Autonomous exploration and mapping of unseen environments is a challenging topic for mobile robots. It involves several non-trivial tasks such as observing the environment by utilizing sensory information, localization, abstracting sensory data into useful information and leveraging that information to navigate and map the environment using collision-free paths.
There are several methods in literature to address these problems, however, most methods are not suitable for real-life applications where the environment is complex and dynamic. They either require complex logic about obstacles and a priori information about the environment or require human assistance in order to achieve the goals.
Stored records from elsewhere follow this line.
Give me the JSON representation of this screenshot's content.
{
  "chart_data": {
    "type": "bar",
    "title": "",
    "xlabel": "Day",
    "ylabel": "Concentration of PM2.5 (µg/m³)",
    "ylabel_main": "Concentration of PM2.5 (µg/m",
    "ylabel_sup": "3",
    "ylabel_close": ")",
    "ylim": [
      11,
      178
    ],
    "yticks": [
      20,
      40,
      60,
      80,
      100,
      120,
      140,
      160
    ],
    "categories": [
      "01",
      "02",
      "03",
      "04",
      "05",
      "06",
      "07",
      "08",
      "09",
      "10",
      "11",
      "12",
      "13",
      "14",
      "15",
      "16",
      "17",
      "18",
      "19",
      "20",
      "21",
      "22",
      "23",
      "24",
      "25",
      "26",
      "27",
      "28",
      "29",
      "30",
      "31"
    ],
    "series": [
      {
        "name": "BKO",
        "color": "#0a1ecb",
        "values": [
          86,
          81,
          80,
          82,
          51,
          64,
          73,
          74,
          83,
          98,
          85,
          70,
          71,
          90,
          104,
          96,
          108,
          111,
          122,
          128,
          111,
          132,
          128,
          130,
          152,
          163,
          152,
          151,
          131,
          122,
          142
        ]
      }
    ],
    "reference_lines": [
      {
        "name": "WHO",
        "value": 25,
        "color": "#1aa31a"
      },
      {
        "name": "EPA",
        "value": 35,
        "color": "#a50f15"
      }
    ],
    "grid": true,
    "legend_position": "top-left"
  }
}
A relatively new approach in the field of mobile robots is reinforcement learning (RL). RL can be described as a paradigm where an agent learns from it's environment by taking actions and receiving some predefined reward based on how good that action was. The goal of RL can be described by the maximization of this expected cumulative reward. In order for this to work, the environment has to be described as a Markov Decision Process (MDP). If this is possible, we can solve the MDP and navigate the environment successfully by finding an optimal behaviour policy using iterative solution methods. In addition to RL, Simultaneous localization and Mapping (SLAM) techniques will be used to construct a map of the environment and help the robot localize within the given map.
The main goal of this project is to construct a map and navigate an unseen environment using RL and SLAM approach with the constraint of utilizing no a priori knowledge about the environment. To achieve this a Deep deterministic Policy Gradient algorithm will be used in a realistic simulation environment.